I wasn’t sure if I would write about this or not. I have shared many deeply personal and private things with my readers, but this is hard and humiliating and I’m not even sure why this is harder to share, but it is. So please be gentle.

I have anxiety so bad and have had it for so long that I didn’t even realize how anxious my baseline state is until the first time I smoked marijuana and experienced what it’s like to feel peaceful. My anxiety makes every day a struggle. Even my good days are riddled with anxiety. As I said, it is my baseline state.

I should add that therapy makes me more anxious. Every so often I struggle so much that I think about trying therapy again, despite knowing how hard it is on me. I get hopeful and decide to gamble on the off chance that this will be the time that I finally find a therapist who gets me and has the tools and training to make a difference in my life.

This morning was one of those times.

I saw a notice for a table at a local library branch. For two hours, a local “behavioral health” (that phrase is so creepy) organization would have a table available for people, “to learn more or to get information about ALL services [agency] offers.”

That sounded promising, so I went.

The entrance to the library was a sensory nightmare. I had to get past a food box hand-out at the door. I am glad someone was feeding people, but it made for a confusing sensory nightmare plus a big audience of strangers watching me trying to get information about a sensitive topic.

Inside, I struggled to make visual sense of the room. There was a table with a person at it, but no sign identifying who they were or why they were there. It used up just about my last drop of processing to get to the table.

So there I was, fidgeting, rocking, avoiding eye contact, having a really hard time of it and pretty sure it showed. “Is this the [agency] table?”

“Yes.” And they waited for me to say more.

“It said you would have information about your services?”

“What service do you need?”

Now … some of you are Autistic and some of you are parents to Autistics (and some of you are both). So you know what I’m about to say.

I couldn’t make the words. And even if I could, I was not comfortable telling my troubles to a stranger in a very public setting.

I see now, at least somewhat, what they meant and what I was supposed to say, but in the moment, it was too much.

I said, “What do you have?”

They rattled off a string of words faster than I could process them all—who knows? There might have been a better fit in there for me, but I managed to latch on to “mental health services.”

“Those. Mental health.”

They picked up a pamphlet, “you can call this number, and…”

I don’t do phone,” I blurted. This should really be an expected response from someone with anxiety issues, right?

“Is there just a pamphlet I could read or something?” By now, I was hitting the end of my “spoons.”

They tried to hand me the same pamphlet. I looked at it. It was for alcoholics and addicts.

“I’m not an alcoholic,” I said, feeling lost and helpless and pretty certain the wizard had nothing in his black bag for me.

“Yes, but this phone number…”

I was sunk. It was back to the phone call. If I could have made a phone call, I would have done it already, not come to a table hoping to get information and answers about how [agency] might help me.

“Thank you,” and I took off out the door, double time, to go sit in my van where I shook and cried, getting myself together enough to drive away.

What was the point of putting someone on that table who didn’t know how to talk to anxious people and didn’t know how to educate a mental health care consumer about their options without being stressful and triggering?

How many anxious people are not getting helped because access to services is blocked by the lack of accommodation for the very issue that brings them seeking services in the first place?

I’m back to business as usual: coping with anxiety by hiding, leaving places, shaking and trembling, stimming, chewing on things, running away, having panic attacks, and smoking marijuana whenever I can afford it and get away with it. (Please bring medical marijuana to all fifty states!

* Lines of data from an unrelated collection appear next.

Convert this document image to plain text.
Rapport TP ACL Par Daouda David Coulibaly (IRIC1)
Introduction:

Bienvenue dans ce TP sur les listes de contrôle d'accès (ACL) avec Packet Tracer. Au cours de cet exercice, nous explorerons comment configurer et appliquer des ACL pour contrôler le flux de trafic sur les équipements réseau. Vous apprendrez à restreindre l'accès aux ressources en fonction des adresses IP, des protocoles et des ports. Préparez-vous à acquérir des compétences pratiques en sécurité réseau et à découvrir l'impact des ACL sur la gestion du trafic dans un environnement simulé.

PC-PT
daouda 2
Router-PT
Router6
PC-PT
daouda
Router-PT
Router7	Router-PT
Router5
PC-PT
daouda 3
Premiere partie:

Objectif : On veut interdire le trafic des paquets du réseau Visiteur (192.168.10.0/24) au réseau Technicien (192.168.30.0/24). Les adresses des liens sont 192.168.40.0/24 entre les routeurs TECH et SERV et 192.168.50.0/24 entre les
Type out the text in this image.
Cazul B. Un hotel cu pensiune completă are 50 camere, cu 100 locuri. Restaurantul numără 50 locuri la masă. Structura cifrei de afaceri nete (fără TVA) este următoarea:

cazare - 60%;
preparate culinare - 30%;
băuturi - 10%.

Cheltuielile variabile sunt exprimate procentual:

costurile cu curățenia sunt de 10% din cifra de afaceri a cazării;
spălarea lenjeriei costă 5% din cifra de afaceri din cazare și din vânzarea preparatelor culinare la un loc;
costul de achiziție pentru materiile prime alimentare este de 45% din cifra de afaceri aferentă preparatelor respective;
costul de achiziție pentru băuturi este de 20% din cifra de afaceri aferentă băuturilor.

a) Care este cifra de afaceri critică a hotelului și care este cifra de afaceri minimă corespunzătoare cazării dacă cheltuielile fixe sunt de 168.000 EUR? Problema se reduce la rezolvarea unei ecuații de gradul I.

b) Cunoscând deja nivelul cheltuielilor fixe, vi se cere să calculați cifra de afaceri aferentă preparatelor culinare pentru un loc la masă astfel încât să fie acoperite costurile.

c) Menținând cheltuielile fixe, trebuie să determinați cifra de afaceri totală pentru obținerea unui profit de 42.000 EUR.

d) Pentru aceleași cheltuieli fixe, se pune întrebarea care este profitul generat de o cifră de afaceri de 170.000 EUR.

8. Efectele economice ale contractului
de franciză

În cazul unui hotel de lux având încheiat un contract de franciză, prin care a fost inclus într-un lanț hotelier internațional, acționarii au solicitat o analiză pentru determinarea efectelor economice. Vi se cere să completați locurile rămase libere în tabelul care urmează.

Better yet, bring medical marijuana and recreational marijuana so those who don’t have the money or coping skills to go through the medical system can still have safe, legal access to a medicine they know helps them.)

There is something really wrong when helping agencies become access barriers to the people who most need their services.

I tell myself it’s just as well: Any agency that can’t even advise me without sending me into a panic is not going to be able to help me anyway. And therapy that is not helpful to me is often actively harmful to me.

But getting help with my anxiety was still a nice dream while it lasted.

My point here? If you are in a position to help or serve a vulnerable population, do your homework. Destroy the barriers your potential clients face in seeking your help. Be sensitive to the needs of your target population, and don’t leave them high and dry because they are too anxious to make the right words, and too put off by your continuing to offer things they’ve already made clear that they can’t access.

That’s all. Vulnerable populations trip over our own feet enough as it is. We don’t need to trip over yours, too.

The comics character Charlie Brown, sitting up in bed with his head in his hands, under a speech bubble reading, "My anxieties have anxieties."
Charlie Brown saying “My anxieties have anxieties.”

A version of this essay was previously published at Unstrange Mind.